Compound inequalities are mathematical expressions where two or more individual inequalities are combined into a single statement. These are typically connected by the words "and" or "or." In our exercise, the inequality \(-10 > 3x + 2 > -16\) is an example of a compound inequality. It implies two separate inequalities combined into one:

• First inequality: \(-10 > 3x + 2\)
• Second inequality: \(3x + 2 > -16\)

The goal is to find the values of \(x\) that satisfy both conditions at the same time. Essentially, we're seeking an overlap in the solutions of the two separate inequalities.
To manage compound inequalities, it's often a good practice to break them down into the individual inequalities as seen in our exercise solution. Decomposing them allows for straightforward solving, step by step, for each component part.

Graphing solutions to inequalities is important because it allows you to visualize the range of solutions easily. For a compound inequality like \(-6 < x < -4\), the best way to represent the solution is on a number line. Here's how you can graph this specific inequality:

• Draw a horizontal line to represent the number line.
• Identify the numbers involved in your solution: -6 and -4.
• Place open circles at -6 and -4 to show that these endpoints are not included in the solution (since our solution doesn’t include them).
• Shade the region between -6 and -4. This shaded area represents all values of \(x\) that satisfy both inequalities.

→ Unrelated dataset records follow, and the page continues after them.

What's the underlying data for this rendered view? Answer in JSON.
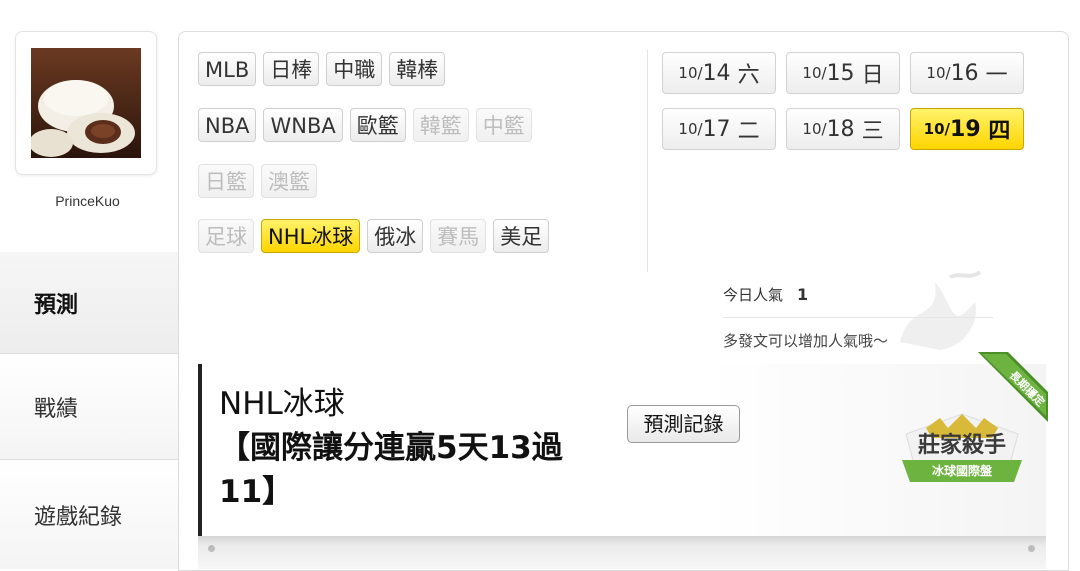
{
  "user": {
    "name": "PrinceKuo"
  },
  "nav": [
    {
      "label": "預測",
      "active": true
    },
    {
      "label": "戰績",
      "active": false
    },
    {
      "label": "遊戲紀錄",
      "active": false
    }
  ],
  "categories": [
    [
      {
        "label": "MLB",
        "state": "normal"
      },
      {
        "label": "日棒",
        "state": "normal"
      },
      {
        "label": "中職",
        "state": "normal"
      },
      {
        "label": "韓棒",
        "state": "normal"
      }
    ],
    [
      {
        "label": "NBA",
        "state": "normal"
      },
      {
        "label": "WNBA",
        "state": "normal"
      },
      {
        "label": "歐籃",
        "state": "normal"
      },
      {
        "label": "韓籃",
        "state": "disabled"
      },
      {
        "label": "中籃",
        "state": "disabled"
      }
    ],
    [
      {
        "label": "日籃",
        "state": "disabled"
      },
      {
        "label": "澳籃",
        "state": "disabled"
      }
    ],
    [
      {
        "label": "足球",
        "state": "disabled"
      },
      {
        "label": "NHL冰球",
        "state": "active"
      },
      {
        "label": "俄冰",
        "state": "normal"
      },
      {
        "label": "賽馬",
        "state": "disabled"
      },
      {
        "label": "美足",
        "state": "normal"
      }
    ]
  ],
  "dates": [
    {
      "month": "10/",
      "day": "14",
      "weekday": "六",
      "active": false
    },
    {
      "month": "10/",
      "day": "15",
      "weekday": "日",
      "active": false
    },
    {
      "month": "10/",
      "day": "16",
      "weekday": "一",
      "active": false
    },
    {
      "month": "10/",
      "day": "17",
      "weekday": "二",
      "active": false
    },
    {
      "month": "10/",
      "day": "18",
      "weekday": "三",
      "active": false
    },
    {
      "month": "10/",
      "day": "19",
      "weekday": "四",
      "active": true
    }
  ],
  "popularity": {
    "label": "今日人氣",
    "value": "1",
    "hint": "多發文可以增加人氣哦～"
  },
  "post": {
    "category": "NHL冰球",
    "title_line1": "【國際讓分連贏5天13過",
    "title_line2": "11】",
    "record_button": "預測記錄"
  },
  "badge": {
    "title": "莊家殺手",
    "subtitle": "冰球國際盤",
    "ribbon": "長期穩定"
  },
  "colors": {
    "active_yellow": "#ffd500",
    "badge_green": "#6db33f"
  }
}
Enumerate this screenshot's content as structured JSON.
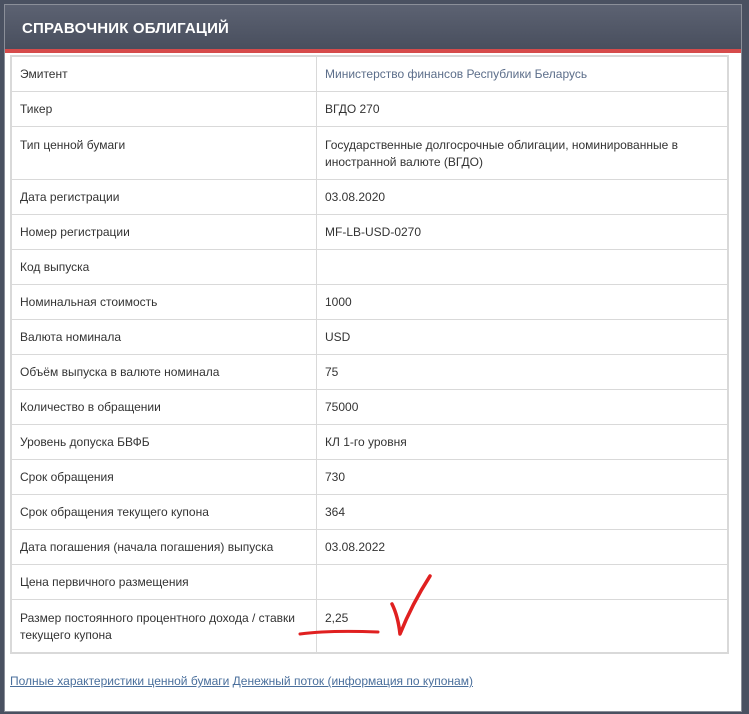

The open circles indicate that these boundary numbers are not included. The shaded region between them illustrates the solutions that work for both inequalities at once, enhancing understanding through visual means.

An analytical approach involves solving equations step by step using algebraic manipulations to find the solution set. It is an essential skill for understanding the behavior of inequalities.
In the given example, we start by isolating the variable \(x\) in each part of the compound inequality:

• Isolate \(x\) for the first inequality \(-10 > 3x + 2\): subtract 2 from each side and then divide by 3, resulting in \(x < -4\).
• Repeat the process for the second inequality \(3x + 2 > -16\): subtract 2 from each side and divide by 3, giving \(x > -6\).
• Combine these results to form a single range: \(-6 < x < -4\), which represents all possible solutions for the original compound inequality.

This method relies on a systematic approach to isolate the variable and manipulate the inequality using basic algebraic rules. It's a clean and logical way to determine all possible solutions for a compound inequality, verifying the solution with further visual tools like graphs for enhanced clarity.